L’operazione si è sviluppata principalmente a cavallo dei territori di Foggia, Bologna, Lodi, Bergamo, Napoli e Bari. A mettere sulla strada giusta gli inquirenti un maxi furto di capi d'abbigliamento a luglio 2014 ai danni di Movimoda, ditta di stoccaggio di capi di abbigliamento di pregio nella zona industriale di Pianiga, per un valore di 200mila euro. La tecnica impiegata era sempre la stessa: la banda faceva scattare gli allarmi diverse volte, la prima entrando e spruzzando sul sensore una sostanza o trasparente o bianca, rendendo il sensore "cieco"; dopodiché un nuovo ingresso, se scattava un altro sensore uscivano e continuavano con lo spray. Di volta in volta tagliavano i cavi del sistema d'allarme e con un sistema "jammer" (disturbatore di frequenze) riuscivano a bloccare l'utenza telefonica dell'antifurto. Puntavano anche a minare le resistenze di proprietari e agenzie di vigilanza, dopo continui sopralluoghi senza riscontrare alcunché di anomalo. La mattina seguente, poi, si scopriva che il capannone era stato letteralmente svuotato.

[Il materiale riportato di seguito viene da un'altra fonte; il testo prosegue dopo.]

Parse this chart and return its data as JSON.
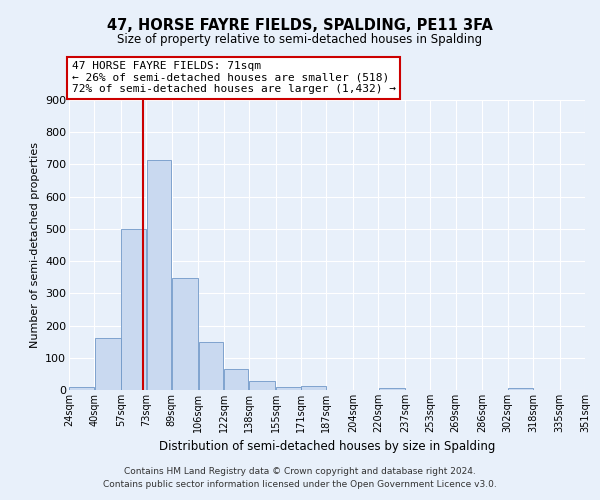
{
  "title": "47, HORSE FAYRE FIELDS, SPALDING, PE11 3FA",
  "subtitle": "Size of property relative to semi-detached houses in Spalding",
  "xlabel": "Distribution of semi-detached houses by size in Spalding",
  "ylabel": "Number of semi-detached properties",
  "bar_color": "#c9d9f0",
  "bar_edge_color": "#7098c8",
  "background_color": "#e8f0fa",
  "grid_color": "#ffffff",
  "property_line_x": 71,
  "property_line_color": "#cc0000",
  "annotation_line1": "47 HORSE FAYRE FIELDS: 71sqm",
  "annotation_line2": "← 26% of semi-detached houses are smaller (518)",
  "annotation_line3": "72% of semi-detached houses are larger (1,432) →",
  "annotation_box_color": "#ffffff",
  "annotation_box_edge_color": "#cc0000",
  "bin_edges": [
    24,
    40,
    57,
    73,
    89,
    106,
    122,
    138,
    155,
    171,
    187,
    204,
    220,
    237,
    253,
    269,
    286,
    302,
    318,
    335,
    351
  ],
  "bin_labels": [
    "24sqm",
    "40sqm",
    "57sqm",
    "73sqm",
    "89sqm",
    "106sqm",
    "122sqm",
    "138sqm",
    "155sqm",
    "171sqm",
    "187sqm",
    "204sqm",
    "220sqm",
    "237sqm",
    "253sqm",
    "269sqm",
    "286sqm",
    "302sqm",
    "318sqm",
    "335sqm",
    "351sqm"
  ],
  "bar_heights": [
    8,
    160,
    500,
    715,
    348,
    148,
    65,
    28,
    8,
    12,
    0,
    0,
    5,
    0,
    0,
    0,
    0,
    5,
    0,
    0
  ],
  "ylim": [
    0,
    900
  ],
  "yticks": [
    0,
    100,
    200,
    300,
    400,
    500,
    600,
    700,
    800,
    900
  ],
  "footer_line1": "Contains HM Land Registry data © Crown copyright and database right 2024.",
  "footer_line2": "Contains public sector information licensed under the Open Government Licence v3.0."
}
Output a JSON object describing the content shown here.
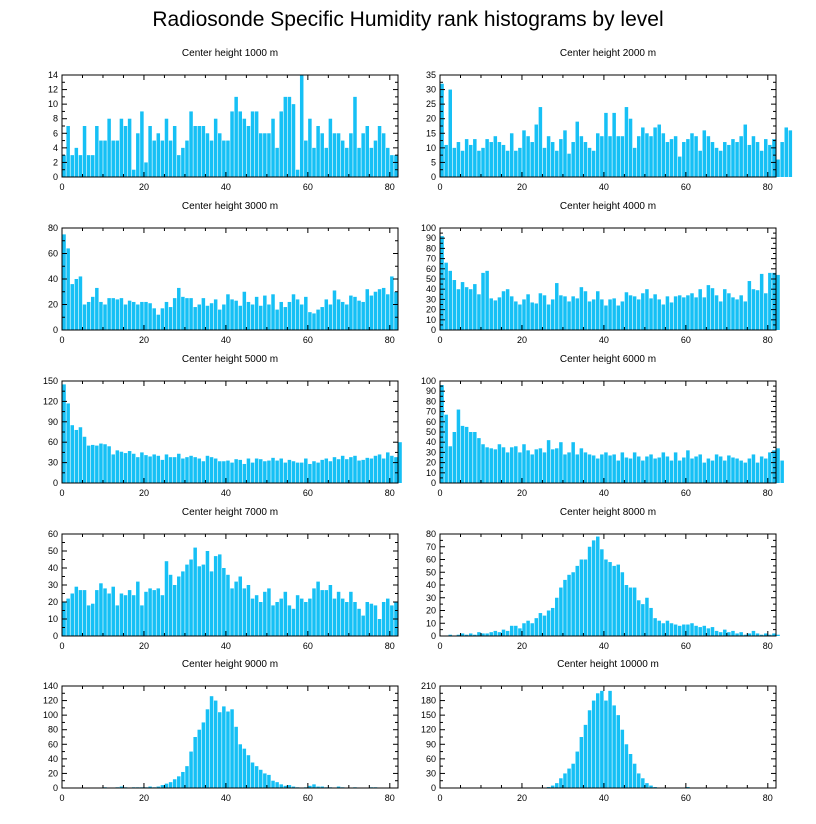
{
  "title": "Radiosonde Specific Humidity rank histograms by level",
  "chart_data": [
    {
      "type": "bar",
      "title": "Center height 1000 m",
      "xlim": [
        0,
        82
      ],
      "ylim": [
        0,
        14
      ],
      "xticks": [
        0,
        20,
        40,
        60,
        80
      ],
      "yticks": [
        0,
        2,
        4,
        6,
        8,
        10,
        12,
        14
      ],
      "values": [
        3,
        7,
        3,
        4,
        3,
        7,
        3,
        3,
        7,
        5,
        5,
        8,
        5,
        5,
        8,
        7,
        8,
        1,
        6,
        9,
        2,
        7,
        5,
        6,
        5,
        8,
        5,
        7,
        3,
        4,
        5,
        9,
        7,
        7,
        7,
        6,
        5,
        8,
        6,
        5,
        5,
        9,
        11,
        9,
        8,
        7,
        9,
        9,
        6,
        6,
        6,
        8,
        4,
        9,
        11,
        11,
        10,
        1,
        14,
        5,
        8,
        4,
        7,
        6,
        4,
        8,
        6,
        6,
        5,
        4,
        6,
        11,
        4,
        6,
        7,
        4,
        5,
        7,
        6,
        4,
        3,
        3
      ]
    },
    {
      "type": "bar",
      "title": "Center height 2000 m",
      "xlim": [
        0,
        82
      ],
      "ylim": [
        0,
        35
      ],
      "xticks": [
        0,
        20,
        40,
        60,
        80
      ],
      "yticks": [
        0,
        5,
        10,
        15,
        20,
        25,
        30,
        35
      ],
      "values": [
        32,
        11,
        30,
        10,
        12,
        9,
        13,
        11,
        13,
        9,
        10,
        13,
        12,
        14,
        12,
        11,
        9,
        15,
        9,
        10,
        16,
        14,
        12,
        18,
        24,
        10,
        14,
        12,
        9,
        13,
        16,
        8,
        12,
        19,
        14,
        12,
        10,
        9,
        15,
        14,
        22,
        14,
        22,
        14,
        14,
        24,
        20,
        10,
        14,
        17,
        15,
        14,
        17,
        18,
        15,
        12,
        13,
        14,
        7,
        12,
        13,
        15,
        14,
        9,
        16,
        14,
        12,
        10,
        9,
        12,
        11,
        13,
        12,
        14,
        18,
        11,
        14,
        12,
        9,
        13,
        11,
        13,
        6,
        12,
        17,
        16
      ]
    },
    {
      "type": "bar",
      "title": "Center height 3000 m",
      "xlim": [
        0,
        82
      ],
      "ylim": [
        0,
        80
      ],
      "xticks": [
        0,
        20,
        40,
        60,
        80
      ],
      "yticks": [
        0,
        20,
        40,
        60,
        80
      ],
      "values": [
        75,
        64,
        36,
        40,
        42,
        20,
        22,
        26,
        33,
        22,
        20,
        25,
        25,
        24,
        25,
        20,
        23,
        22,
        20,
        22,
        22,
        21,
        17,
        12,
        17,
        22,
        18,
        25,
        33,
        26,
        25,
        25,
        18,
        20,
        25,
        19,
        21,
        24,
        16,
        20,
        28,
        24,
        23,
        19,
        30,
        22,
        20,
        26,
        19,
        27,
        20,
        28,
        16,
        22,
        18,
        22,
        28,
        24,
        20,
        26,
        14,
        13,
        16,
        18,
        24,
        20,
        31,
        24,
        22,
        20,
        27,
        26,
        23,
        22,
        32,
        27,
        30,
        32,
        33,
        28,
        42,
        30
      ]
    },
    {
      "type": "bar",
      "title": "Center height 4000 m",
      "xlim": [
        0,
        82
      ],
      "ylim": [
        0,
        100
      ],
      "xticks": [
        0,
        20,
        40,
        60,
        80
      ],
      "yticks": [
        0,
        10,
        20,
        30,
        40,
        50,
        60,
        70,
        80,
        90,
        100
      ],
      "values": [
        92,
        66,
        58,
        49,
        40,
        47,
        42,
        40,
        45,
        35,
        56,
        58,
        31,
        29,
        32,
        38,
        40,
        33,
        28,
        25,
        30,
        35,
        27,
        26,
        36,
        34,
        25,
        30,
        46,
        34,
        33,
        28,
        33,
        31,
        42,
        38,
        28,
        30,
        38,
        30,
        24,
        30,
        31,
        24,
        28,
        37,
        34,
        33,
        30,
        36,
        40,
        31,
        35,
        30,
        25,
        33,
        27,
        33,
        34,
        32,
        34,
        36,
        32,
        40,
        32,
        44,
        41,
        34,
        28,
        40,
        36,
        32,
        30,
        34,
        28,
        48,
        40,
        39,
        55,
        36,
        56,
        56,
        54
      ]
    },
    {
      "type": "bar",
      "title": "Center height 5000 m",
      "xlim": [
        0,
        82
      ],
      "ylim": [
        0,
        150
      ],
      "xticks": [
        0,
        20,
        40,
        60,
        80
      ],
      "yticks": [
        0,
        30,
        60,
        90,
        120,
        150
      ],
      "values": [
        145,
        117,
        85,
        78,
        82,
        68,
        55,
        56,
        55,
        58,
        57,
        54,
        42,
        48,
        46,
        44,
        47,
        43,
        38,
        45,
        41,
        39,
        42,
        40,
        34,
        42,
        38,
        38,
        43,
        36,
        38,
        40,
        38,
        36,
        32,
        40,
        38,
        36,
        32,
        32,
        33,
        30,
        35,
        34,
        28,
        36,
        30,
        36,
        35,
        32,
        33,
        37,
        33,
        36,
        30,
        34,
        32,
        30,
        30,
        36,
        28,
        32,
        30,
        34,
        36,
        32,
        38,
        35,
        40,
        35,
        38,
        40,
        33,
        34,
        37,
        36,
        40,
        42,
        36,
        45,
        40,
        38,
        60
      ]
    },
    {
      "type": "bar",
      "title": "Center height 6000 m",
      "xlim": [
        0,
        82
      ],
      "ylim": [
        0,
        100
      ],
      "xticks": [
        0,
        20,
        40,
        60,
        80
      ],
      "yticks": [
        0,
        10,
        20,
        30,
        40,
        50,
        60,
        70,
        80,
        90,
        100
      ],
      "values": [
        96,
        67,
        36,
        50,
        72,
        56,
        55,
        50,
        50,
        44,
        38,
        35,
        34,
        33,
        38,
        35,
        30,
        35,
        36,
        30,
        38,
        32,
        28,
        33,
        34,
        30,
        42,
        33,
        34,
        40,
        28,
        30,
        40,
        28,
        34,
        30,
        28,
        27,
        24,
        28,
        30,
        27,
        28,
        22,
        30,
        25,
        24,
        30,
        26,
        22,
        26,
        28,
        24,
        25,
        30,
        26,
        22,
        30,
        22,
        25,
        32,
        24,
        26,
        28,
        20,
        24,
        22,
        28,
        26,
        22,
        27,
        25,
        24,
        22,
        20,
        24,
        28,
        20,
        26,
        24,
        30,
        32,
        34,
        22
      ]
    },
    {
      "type": "bar",
      "title": "Center height 7000 m",
      "xlim": [
        0,
        82
      ],
      "ylim": [
        0,
        60
      ],
      "xticks": [
        0,
        20,
        40,
        60,
        80
      ],
      "yticks": [
        0,
        10,
        20,
        30,
        40,
        50,
        60
      ],
      "values": [
        20,
        22,
        25,
        29,
        27,
        27,
        18,
        19,
        27,
        31,
        28,
        25,
        29,
        18,
        25,
        24,
        27,
        24,
        32,
        18,
        26,
        28,
        27,
        28,
        24,
        44,
        36,
        30,
        35,
        38,
        42,
        45,
        52,
        41,
        42,
        50,
        38,
        47,
        48,
        40,
        36,
        28,
        32,
        35,
        28,
        30,
        22,
        24,
        20,
        26,
        28,
        18,
        20,
        22,
        26,
        18,
        16,
        24,
        22,
        20,
        22,
        28,
        32,
        27,
        27,
        30,
        22,
        26,
        22,
        20,
        26,
        20,
        16,
        12,
        20,
        19,
        18,
        10,
        20,
        22,
        18,
        20
      ]
    },
    {
      "type": "bar",
      "title": "Center height 8000 m",
      "xlim": [
        0,
        82
      ],
      "ylim": [
        0,
        80
      ],
      "xticks": [
        0,
        20,
        40,
        60,
        80
      ],
      "yticks": [
        0,
        10,
        20,
        30,
        40,
        50,
        60,
        70,
        80
      ],
      "values": [
        0,
        0,
        1,
        0,
        1,
        2,
        1,
        2,
        1,
        3,
        2,
        2,
        3,
        4,
        3,
        5,
        4,
        8,
        8,
        6,
        10,
        12,
        10,
        14,
        18,
        16,
        20,
        22,
        30,
        38,
        44,
        48,
        50,
        55,
        60,
        60,
        70,
        75,
        78,
        68,
        60,
        58,
        55,
        56,
        50,
        40,
        38,
        38,
        28,
        25,
        30,
        22,
        14,
        12,
        10,
        12,
        10,
        9,
        8,
        9,
        9,
        10,
        8,
        7,
        8,
        6,
        7,
        4,
        3,
        5,
        3,
        4,
        2,
        3,
        1,
        2,
        4,
        2,
        1,
        2,
        1,
        2,
        1
      ]
    },
    {
      "type": "bar",
      "title": "Center height 9000 m",
      "xlim": [
        0,
        82
      ],
      "ylim": [
        0,
        140
      ],
      "xticks": [
        0,
        20,
        40,
        60,
        80
      ],
      "yticks": [
        0,
        20,
        40,
        60,
        80,
        100,
        120,
        140
      ],
      "values": [
        0,
        0,
        0,
        0,
        0,
        0,
        0,
        0,
        0,
        0,
        1,
        0,
        0,
        1,
        2,
        1,
        0,
        1,
        1,
        1,
        1,
        2,
        1,
        2,
        4,
        6,
        8,
        12,
        16,
        22,
        30,
        50,
        70,
        80,
        90,
        108,
        126,
        120,
        104,
        112,
        105,
        108,
        84,
        60,
        54,
        45,
        35,
        30,
        25,
        20,
        18,
        10,
        8,
        5,
        3,
        4,
        2,
        1,
        0,
        1,
        3,
        5,
        2,
        2,
        1,
        1,
        0,
        2,
        1,
        0,
        0,
        1,
        0,
        0,
        0,
        1,
        1,
        0,
        0,
        0,
        0
      ]
    },
    {
      "type": "bar",
      "title": "Center height 10000 m",
      "xlim": [
        0,
        82
      ],
      "ylim": [
        0,
        210
      ],
      "xticks": [
        0,
        20,
        40,
        60,
        80
      ],
      "yticks": [
        0,
        30,
        60,
        90,
        120,
        150,
        180,
        210
      ],
      "values": [
        0,
        0,
        0,
        0,
        0,
        0,
        0,
        0,
        0,
        0,
        0,
        0,
        0,
        0,
        0,
        0,
        0,
        0,
        0,
        0,
        0,
        0,
        0,
        0,
        0,
        0,
        2,
        5,
        10,
        20,
        30,
        40,
        50,
        75,
        105,
        130,
        160,
        180,
        195,
        200,
        180,
        200,
        170,
        150,
        120,
        90,
        70,
        50,
        30,
        20,
        10,
        5,
        2,
        1,
        0,
        0,
        0,
        0,
        0,
        0,
        2,
        1,
        0,
        0,
        0,
        0,
        0,
        0,
        1,
        0,
        0,
        0,
        0,
        0,
        0,
        0,
        0,
        0,
        0,
        0,
        0
      ]
    }
  ]
}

I delinquenti erano veloci, scaltri e organizzati: entrava in azione una quindicina di persone che riempiva carrelli e borse. Poi entrava in azione il loro camion, veniva caricato e il colpo finiva. Una volta uscito il mezzo pesante era "staffettato": si muovevano con due auto davanti e due dietro. Sceglievano con cura gli obiettivi, controllavano i tempi di percorrenza delle forze dell'ordine per giungere sul posto. Ognuno aveva un compito preciso: chi era autista del camion (erano tre), chi doveva "staffettare", chi eseguire i sopralluoghi e controllare le telecamere (durante i giorni feriali). Dopo il furto di Pianiga i carabinieri hanno rilevato alcuni elementi utili, tra cui una forbice, uno scontrino proveniente da Nocera e, soprattutto, la targa di un camion. Grazie alla telecamera sono riusciti in controluce a risalire allo stemma cancellato del cassone, da lì al veicolo vero e proprio.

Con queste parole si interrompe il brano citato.